One more statutory nuance emerges in the initial complaint against Zoom. The CCPA provides that, prior to bringing a private lawsuit, a consumer must give a would-be defendant written notice of alleged violations and allow 30 days for the business to “cure” those violations. Id. § 1798.150(b). If the business “actually cures the noticed violation,” no action for “class-wide statutory damages may be initiated against the business.” Id. Neither the CCPA nor its regulations define what it means to “cure” a CCPA violation. The Zoom complaint seems to recognize this requirement, alleging that plaintiffs served notice of the alleged CCPA violations prior to bringing suit and that, on March 27, “Zoom released a new version of the Zoom App which purports to no longer send unauthorized personal information of its users to Facebook.” The complaint further alleges that harm to the class has already been realized and is ongoing.
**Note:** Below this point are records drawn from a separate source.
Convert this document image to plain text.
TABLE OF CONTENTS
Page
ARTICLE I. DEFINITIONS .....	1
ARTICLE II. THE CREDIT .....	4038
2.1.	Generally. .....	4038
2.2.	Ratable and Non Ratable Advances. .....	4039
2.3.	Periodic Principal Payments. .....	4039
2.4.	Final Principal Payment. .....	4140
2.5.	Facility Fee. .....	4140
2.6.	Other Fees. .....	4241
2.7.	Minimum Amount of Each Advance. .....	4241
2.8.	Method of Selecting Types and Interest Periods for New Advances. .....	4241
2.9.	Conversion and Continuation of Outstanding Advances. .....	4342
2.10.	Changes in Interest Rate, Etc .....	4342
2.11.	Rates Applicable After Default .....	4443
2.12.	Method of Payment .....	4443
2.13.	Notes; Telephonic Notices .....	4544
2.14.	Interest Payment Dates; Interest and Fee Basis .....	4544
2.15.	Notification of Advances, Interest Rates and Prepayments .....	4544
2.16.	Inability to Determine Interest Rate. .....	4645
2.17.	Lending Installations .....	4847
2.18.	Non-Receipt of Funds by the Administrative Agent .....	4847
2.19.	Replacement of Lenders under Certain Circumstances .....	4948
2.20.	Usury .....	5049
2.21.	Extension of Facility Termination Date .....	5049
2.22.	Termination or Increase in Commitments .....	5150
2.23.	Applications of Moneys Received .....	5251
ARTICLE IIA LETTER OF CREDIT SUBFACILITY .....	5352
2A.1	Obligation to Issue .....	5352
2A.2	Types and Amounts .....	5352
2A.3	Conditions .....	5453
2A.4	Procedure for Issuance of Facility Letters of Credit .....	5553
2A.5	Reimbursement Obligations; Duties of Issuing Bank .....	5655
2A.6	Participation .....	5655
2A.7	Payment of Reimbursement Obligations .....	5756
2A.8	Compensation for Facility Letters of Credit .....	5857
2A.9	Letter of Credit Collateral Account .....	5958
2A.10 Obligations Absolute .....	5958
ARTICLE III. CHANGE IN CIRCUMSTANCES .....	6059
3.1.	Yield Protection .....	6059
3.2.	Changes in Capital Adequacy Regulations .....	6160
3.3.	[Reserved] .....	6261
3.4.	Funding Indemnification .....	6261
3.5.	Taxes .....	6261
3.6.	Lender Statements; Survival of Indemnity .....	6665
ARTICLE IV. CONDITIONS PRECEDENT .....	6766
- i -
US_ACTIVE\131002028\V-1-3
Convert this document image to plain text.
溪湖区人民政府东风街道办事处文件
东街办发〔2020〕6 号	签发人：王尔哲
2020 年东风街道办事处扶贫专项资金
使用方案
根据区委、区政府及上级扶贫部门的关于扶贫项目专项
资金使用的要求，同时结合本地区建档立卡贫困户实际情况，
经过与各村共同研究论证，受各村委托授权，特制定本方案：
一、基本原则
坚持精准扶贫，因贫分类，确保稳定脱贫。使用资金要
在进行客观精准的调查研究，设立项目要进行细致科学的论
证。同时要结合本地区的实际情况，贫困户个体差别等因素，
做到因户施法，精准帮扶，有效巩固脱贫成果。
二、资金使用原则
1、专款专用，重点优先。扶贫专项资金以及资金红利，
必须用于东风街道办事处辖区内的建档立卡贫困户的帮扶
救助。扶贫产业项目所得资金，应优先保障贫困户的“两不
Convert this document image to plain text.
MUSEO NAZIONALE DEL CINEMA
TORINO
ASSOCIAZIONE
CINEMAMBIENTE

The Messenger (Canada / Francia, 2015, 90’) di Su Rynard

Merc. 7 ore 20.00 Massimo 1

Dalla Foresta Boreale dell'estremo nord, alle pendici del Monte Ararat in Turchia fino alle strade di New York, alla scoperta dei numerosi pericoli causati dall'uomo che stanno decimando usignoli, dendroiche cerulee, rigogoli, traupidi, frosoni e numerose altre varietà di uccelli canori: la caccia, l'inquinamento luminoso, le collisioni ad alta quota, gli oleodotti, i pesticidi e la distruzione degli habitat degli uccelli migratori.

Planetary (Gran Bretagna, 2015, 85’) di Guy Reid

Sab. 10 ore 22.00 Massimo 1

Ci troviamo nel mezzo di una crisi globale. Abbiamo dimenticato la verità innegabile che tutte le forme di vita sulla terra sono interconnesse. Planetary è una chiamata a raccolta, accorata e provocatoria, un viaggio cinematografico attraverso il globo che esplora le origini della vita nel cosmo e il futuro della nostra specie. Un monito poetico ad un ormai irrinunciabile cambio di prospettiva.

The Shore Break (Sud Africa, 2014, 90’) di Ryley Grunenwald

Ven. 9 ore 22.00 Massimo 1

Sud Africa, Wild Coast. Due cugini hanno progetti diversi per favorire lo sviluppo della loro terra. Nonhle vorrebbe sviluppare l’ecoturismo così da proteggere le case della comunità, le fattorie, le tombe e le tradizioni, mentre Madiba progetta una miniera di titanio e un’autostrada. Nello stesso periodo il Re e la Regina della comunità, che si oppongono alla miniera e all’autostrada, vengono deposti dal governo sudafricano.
Nonetheless, the legal effect of a “purported” cure (on the face of the complaint) remains to be seen, as do the contours of a standard for determining the legal sufficiency of a “cure” under the statute itself. It is unclear what constitutes a “cure” under the statute, and the legal effect of a cure (as alleged in the complaint) in private litigation remains to be seen.

We will continue to monitor these issues and other litigation under the CCPA as it develops.